Well-known for its lively Saturday night discos, Oops! Bar offers a strong cocktail menu and a breezy beach patio. It's comfortable - and cheap! - enough that it's not hard to let the bar's twice-daily happy hours slip by unnoticed. But the bar staff will look out for you, and from 6-7 and 9-10 they'll remind you of the buy-one-get-one San Miguels or a mixed drink of house selection.

Alona Beach is small - only about 500 yards from end to end - but it is home to at least 6 different dive shops, a variety of cuisines (italian, thai, and plenty of filipino), and an endless stream of Tourism Bureau-trained senior citizen masseurs who are happy to throw a blanket down anywhere and work out your kinks for $5 an hour. Aside from the massages, and the $4 knock-off sunglasses, though, the overall prices are higher on Alona than elsewhere around the island. But it's a short walk off the main strip to cheaper fares on food, drinks, and souvenirs. Flip flops selling for 300 pesos in a convenience store along the beach could be had for 40 if you are willing to walk 5 minutes down the road.

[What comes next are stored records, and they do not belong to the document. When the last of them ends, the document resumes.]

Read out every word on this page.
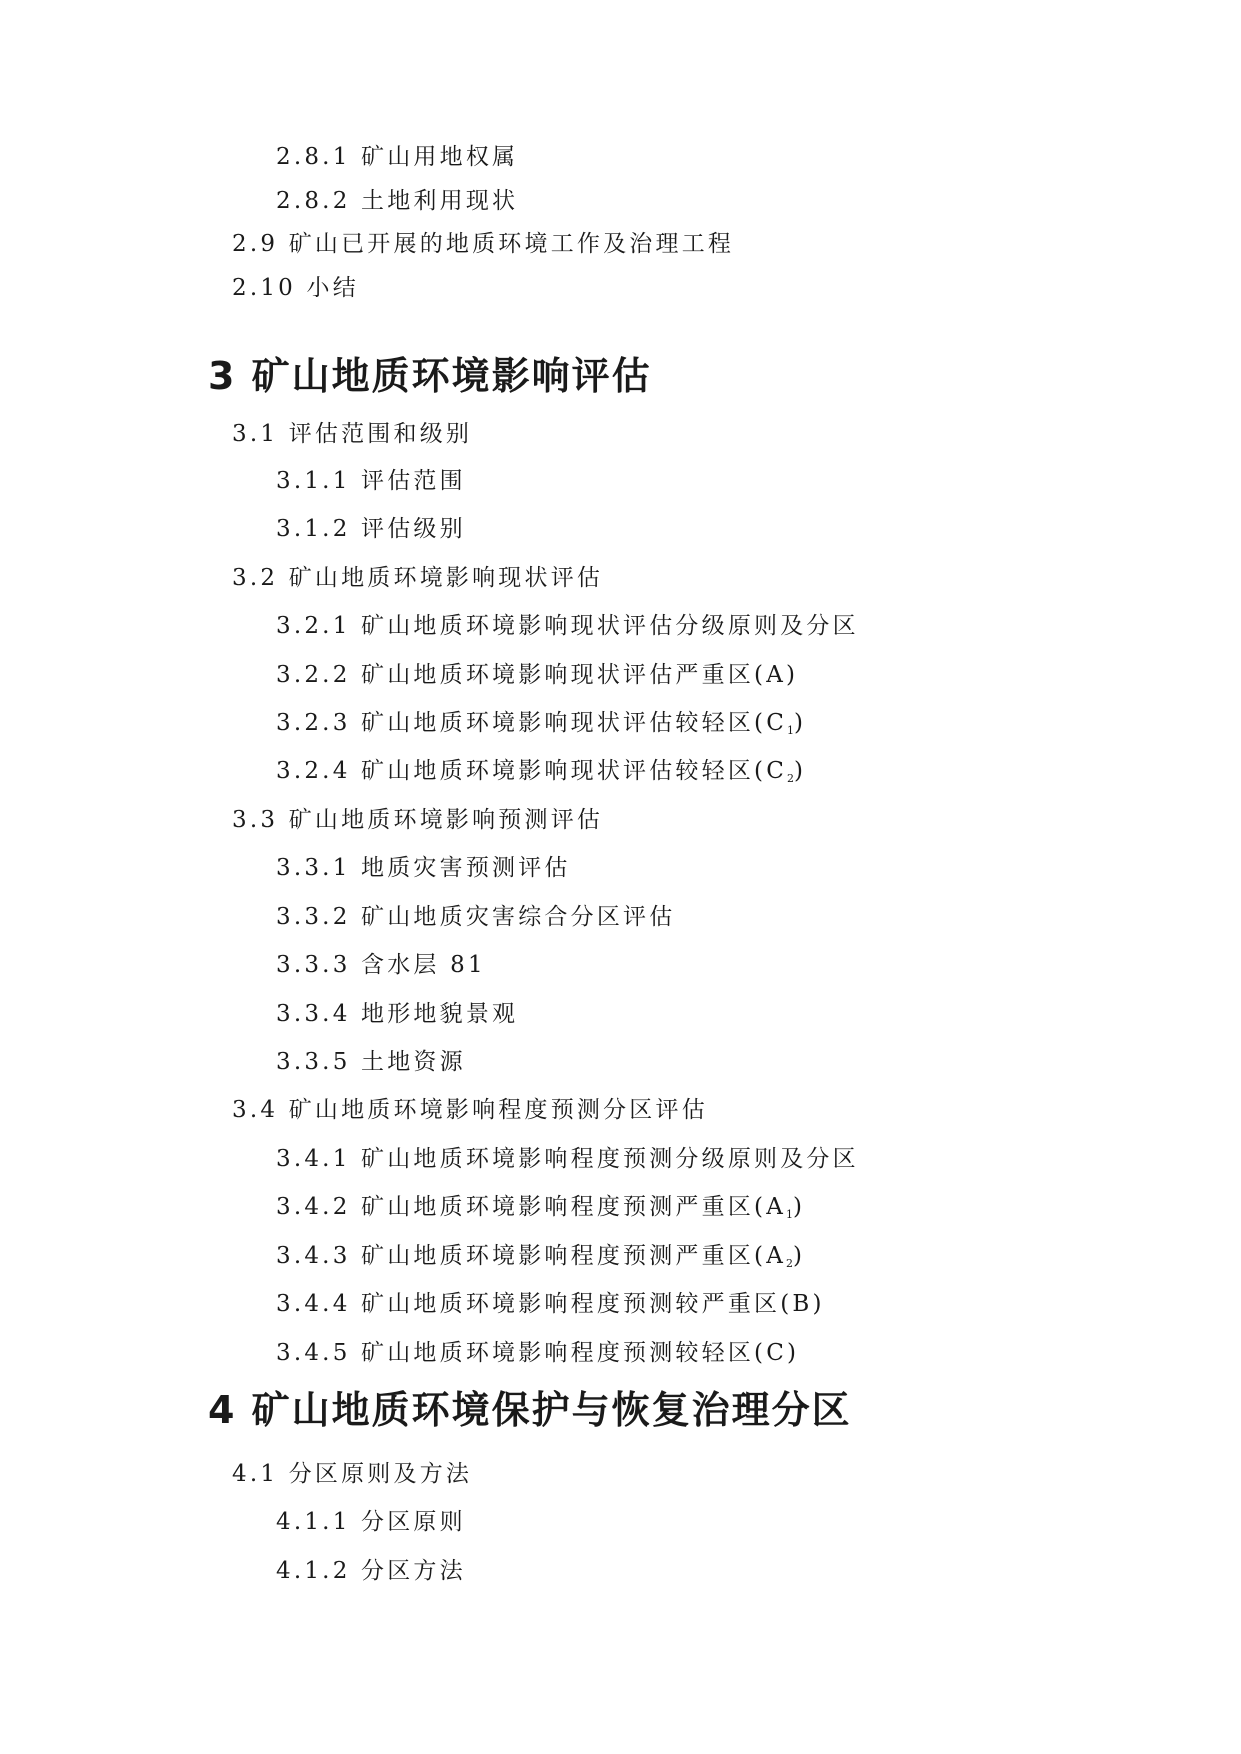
2.8.1 矿山用地权属
2.8.2 土地利用现状
2.9 矿山已开展的地质环境工作及治理工程
2.10 小结
3 矿山地质环境影响评估
3.1 评估范围和级别
3.1.1 评估范围
3.1.2 评估级别
3.2 矿山地质环境影响现状评估
3.2.1 矿山地质环境影响现状评估分级原则及分区
3.2.2 矿山地质环境影响现状评估严重区(A)
3.2.3 矿山地质环境影响现状评估较轻区$(C_1)$
3.2.4 矿山地质环境影响现状评估较轻区$(C_2)$
3.3 矿山地质环境影响预测评估
3.3.1 地质灾害预测评估
3.3.2 矿山地质灾害综合分区评估
3.3.3 含水层 81
3.3.4 地形地貌景观
3.3.5 土地资源
3.4 矿山地质环境影响程度预测分区评估
3.4.1 矿山地质环境影响程度预测分级原则及分区
3.4.2 矿山地质环境影响程度预测严重区$(A_1)$
3.4.3 矿山地质环境影响程度预测严重区$(A_2)$
3.4.4 矿山地质环境影响程度预测较严重区(B)
3.4.5 矿山地质环境影响程度预测较轻区(C)
4 矿山地质环境保护与恢复治理分区
4.1 分区原则及方法
4.1.1 分区原则
4.1.2 分区方法
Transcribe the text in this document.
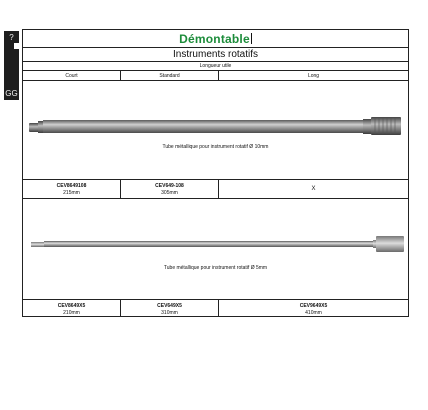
?
GG
Démontable
Instruments rotatifs
Longueur utile
Court	Standard	Long
Tube métallique pour instrument rotatif Ø 10mm
CEV8649108
215mm
CEV649-108
305mm
X
Tube métallique pour instrument rotatif Ø 5mm
CEV8649X5
210mm
CEV649X5
310mm
CEV9649X5
410mm
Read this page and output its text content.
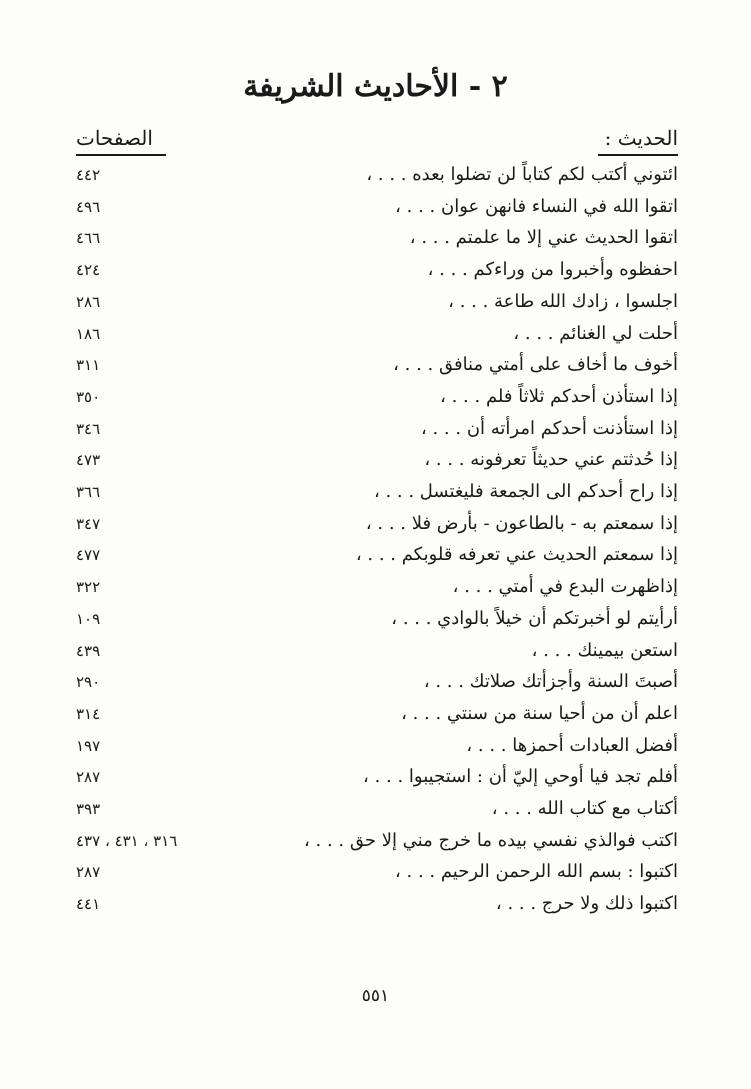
٢ - الأحاديث الشريفة
الحديث :
الصفحات
ائتوني أكتب لكم كتاباً لن تضلوا بعده . . . ،
٤٤٢
اتقوا الله في النساء فانهن عوان . . . ،
٤٩٦
اتقوا الحديث عني إلا ما علمتم . . . ،
٤٦٦
احفظوه وأخبروا من وراءكم . . . ،
٤٢٤
اجلسوا ، زادك الله طاعة . . . ،
٢٨٦
أحلت لي الغنائم . . . ،
١٨٦
أخوف ما أخاف على أمتي منافق . . . ،
٣١١
إذا استأذن أحدكم ثلاثاً فلم . . . ،
٣٥٠
إذا استأذنت أحدكم امرأته أن . . . ،
٣٤٦
إذا حُدثتم عني حديثاً تعرفونه . . . ،
٤٧٣
إذا راح أحدكم الى الجمعة فليغتسل . . . ،
٣٦٦
إذا سمعتم به - بالطاعون - بأرض فلا . . . ،
٣٤٧
إذا سمعتم الحديث عني تعرفه قلوبكم . . . ،
٤٧٧
إذاظهرت البدع في أمتي . . . ،
٣٢٢
أرأيتم لو أخبرتكم أن خيلاً بالوادي . . . ،
١٠٩
استعن بيمينك . . . ،
٤٣٩
أصبتَ السنة وأجزأتك صلاتك . . . ،
٢٩٠
اعلم أن من أحيا سنة من سنتي . . . ،
٣١٤
أفضل العبادات أحمزها . . . ،
١٩٧
أفلم تجد فيا أوحي إليّ أن : استجيبوا . . . ،
٢٨٧
أكتاب مع كتاب الله . . . ،
٣٩٣
اكتب فوالذي نفسي بيده ما خرج مني إلا حق . . . ،
٣١٦ ، ٤٣١ ، ٤٣٧
اكتبوا : بسم الله الرحمن الرحيم . . . ،
٢٨٧
اكتبوا ذلك ولا حرج . . . ،
٤٤١
٥٥١
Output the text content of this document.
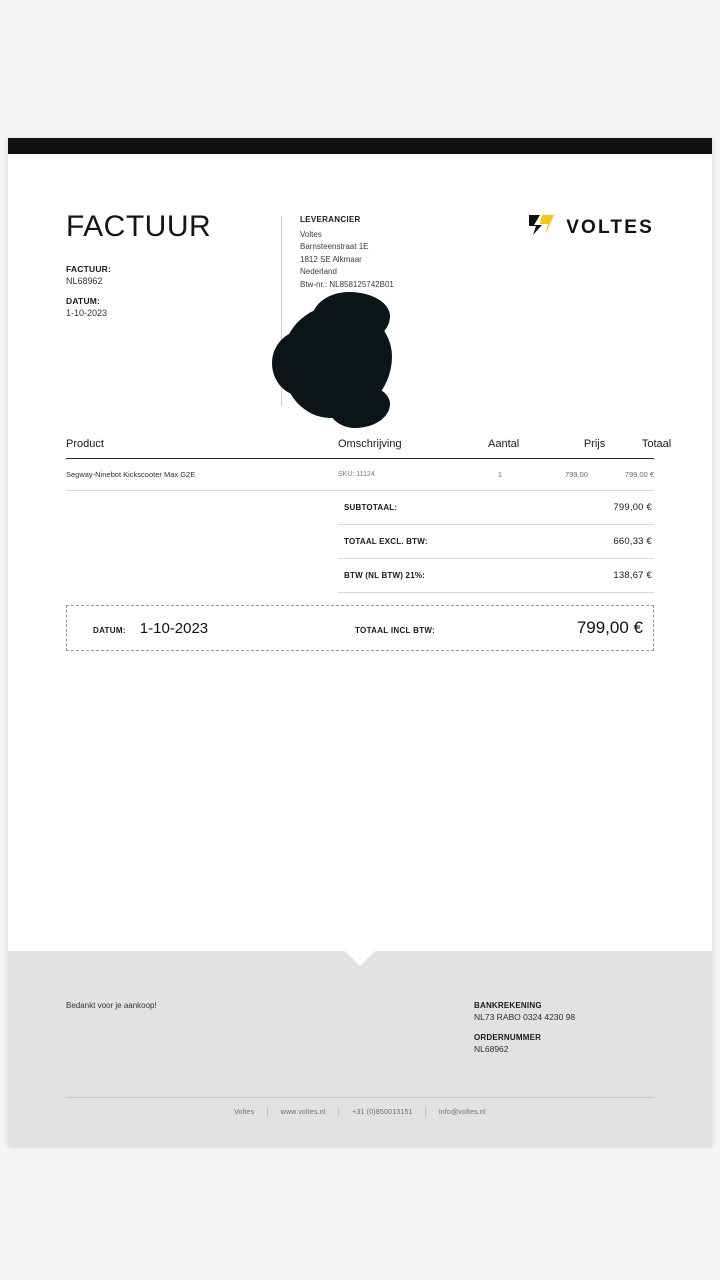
FACTUUR
FACTUUR:
NL68962
DATUM:
1-10-2023
LEVERANCIER
Voltes
Barnsteenstraat 1E
1812 SE Alkmaar
Nederland
Btw-nr.: NL858125742B01
VOLTES
Product	Omschrijving	Aantal	Prijs	Totaal
Segway-Ninebot Kickscooter Max G2E	SKU: 11124	1	799,00	799,00 €
SUBTOTAAL:	799,00 €
TOTAAL EXCL. BTW:	660,33 €
BTW (NL BTW) 21%:	138,67 €
DATUM: 1-10-2023	TOTAAL INCL BTW:	799,00 €
Bedankt voor je aankoop!	BANKREKENING
NL73 RABO 0324 4230 98
ORDERNUMMER
NL68962
Voltes | www.voltes.nl | +31 (0)850013151 | info@voltes.nl
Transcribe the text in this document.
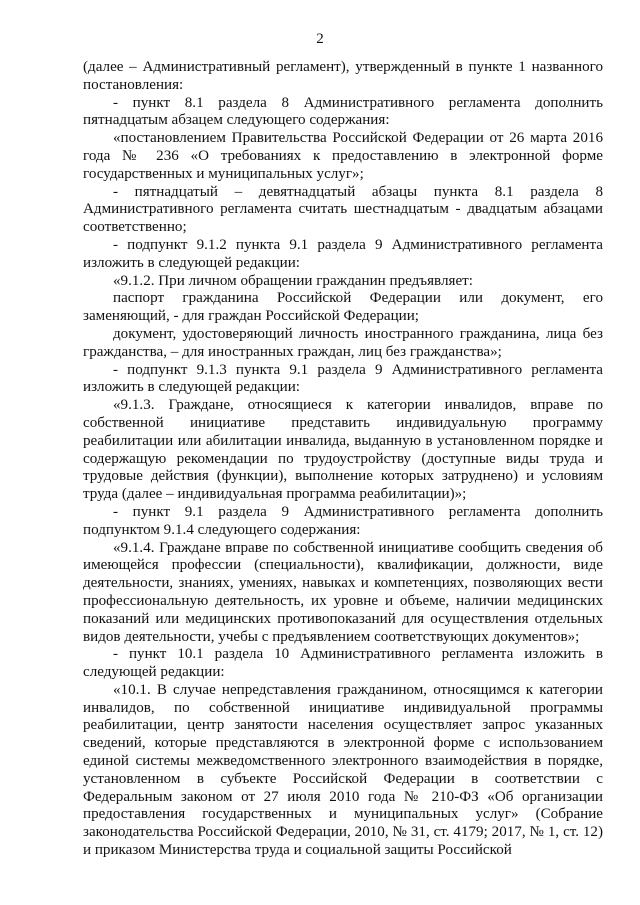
2

(далее – Административный регламент), утвержденный в пункте 1 названного постановления:

- пункт 8.1 раздела 8 Административного регламента дополнить пятнадцатым абзацем следующего содержания:

«постановлением Правительства Российской Федерации от 26 марта 2016 года № 236 «О требованиях к предоставлению в электронной форме государственных и муниципальных услуг»;

- пятнадцатый – девятнадцатый абзацы пункта 8.1 раздела 8 Административного регламента считать шестнадцатым - двадцатым абзацами соответственно;

- подпункт 9.1.2 пункта 9.1 раздела 9 Административного регламента изложить в следующей редакции:

«9.1.2. При личном обращении гражданин предъявляет:

паспорт гражданина Российской Федерации или документ, его заменяющий, - для граждан Российской Федерации;

документ, удостоверяющий личность иностранного гражданина, лица без гражданства, – для иностранных граждан, лиц без гражданства»;

- подпункт 9.1.3 пункта 9.1 раздела 9 Административного регламента изложить в следующей редакции:

«9.1.3. Граждане, относящиеся к категории инвалидов, вправе по собственной инициативе представить индивидуальную программу реабилитации или абилитации инвалида, выданную в установленном порядке и содержащую рекомендации по трудоустройству (доступные виды труда и трудовые действия (функции), выполнение которых затруднено) и условиям труда (далее – индивидуальная программа реабилитации)»;

- пункт 9.1 раздела 9 Административного регламента дополнить подпунктом 9.1.4 следующего содержания:

«9.1.4. Граждане вправе по собственной инициативе сообщить сведения об имеющейся профессии (специальности), квалификации, должности, виде деятельности, знаниях, умениях, навыках и компетенциях, позволяющих вести профессиональную деятельность, их уровне и объеме, наличии медицинских показаний или медицинских противопоказаний для осуществления отдельных видов деятельности, учебы с предъявлением соответствующих документов»;

- пункт 10.1 раздела 10 Административного регламента изложить в следующей редакции:

«10.1. В случае непредставления гражданином, относящимся к категории инвалидов, по собственной инициативе индивидуальной программы реабилитации, центр занятости населения осуществляет запрос указанных сведений, которые представляются в электронной форме с использованием единой системы межведомственного электронного взаимодействия в порядке, установленном в субъекте Российской Федерации в соответствии с Федеральным законом от 27 июля 2010 года № 210-ФЗ «Об организации предоставления государственных и муниципальных услуг» (Собрание законодательства Российской Федерации, 2010, № 31, ст. 4179; 2017, № 1, ст. 12) и приказом Министерства труда и социальной защиты Российской
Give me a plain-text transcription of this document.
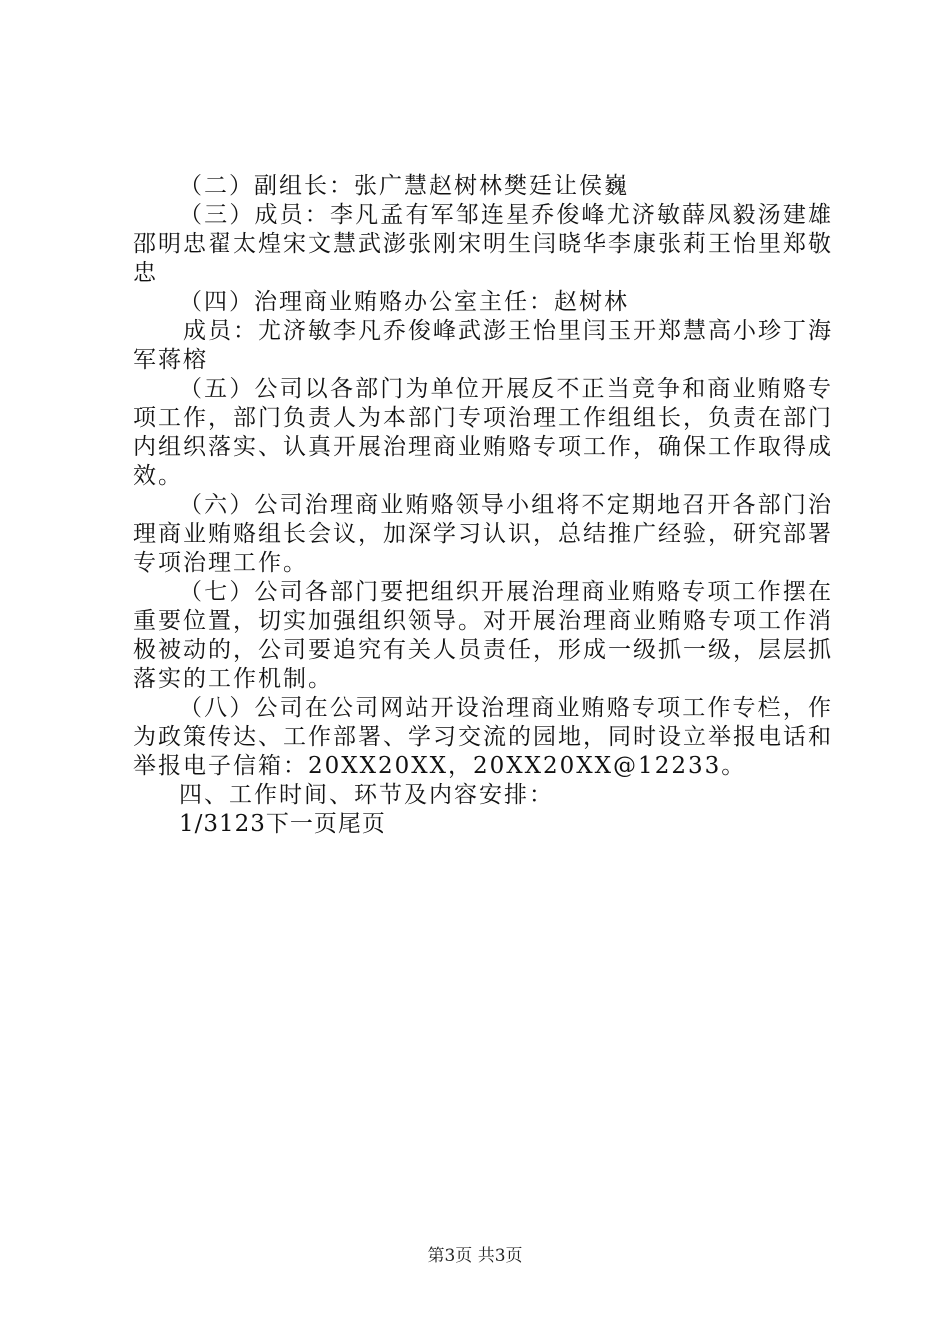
（二）副组长：张广慧赵树林樊廷让侯巍

（三）成员：李凡孟有军邹连星乔俊峰尤济敏薛凤毅汤建雄邵明忠翟太煌宋文慧武澎张刚宋明生闫晓华李康张莉王怡里郑敬忠

（四）治理商业贿赂办公室主任：赵树林

成员：尤济敏李凡乔俊峰武澎王怡里闫玉开郑慧高小珍丁海军蒋榕

（五）公司以各部门为单位开展反不正当竞争和商业贿赂专项工作，部门负责人为本部门专项治理工作组组长，负责在部门内组织落实、认真开展治理商业贿赂专项工作，确保工作取得成效。

（六）公司治理商业贿赂领导小组将不定期地召开各部门治理商业贿赂组长会议，加深学习认识，总结推广经验，研究部署专项治理工作。

（七）公司各部门要把组织开展治理商业贿赂专项工作摆在重要位置，切实加强组织领导。对开展治理商业贿赂专项工作消极被动的，公司要追究有关人员责任，形成一级抓一级，层层抓落实的工作机制。

（八）公司在公司网站开设治理商业贿赂专项工作专栏，作为政策传达、工作部署、学习交流的园地，同时设立举报电话和举报电子信箱：20XX20XX，20XX20XX@12233。

四、工作时间、环节及内容安排：

1/3123下一页尾页

第3页 共3页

If you're interested in diving, there is no shortage of dive shops willing to take your money. If you plan to do a dive course or dive for a few days, though, some may also be willing to accept less of it. Several dive shops, housed within hotels or budget accommodations, can cut you a deal if you book a dive trip with a few nights' stay. Peter's House, for example, home to Genesis Divers, has been known to take 50% off the regular room rate for a dive&stay package.

Alona beach is easy to access from anywhere in the Philippines. From Manila, fly to Tagbilaran on Cebu Pacific Airlines for 899 pesos (under 20USD). Take a 25 minute motorcycle taxi for 2 (250 pesos), a taxi (400+ pesos) or for the most budget-conscious traveler, stuff your gear into a crowded jeepney (30 pesos) and tell the tout in the back where you're headed. They'll make sure you get where you want to go.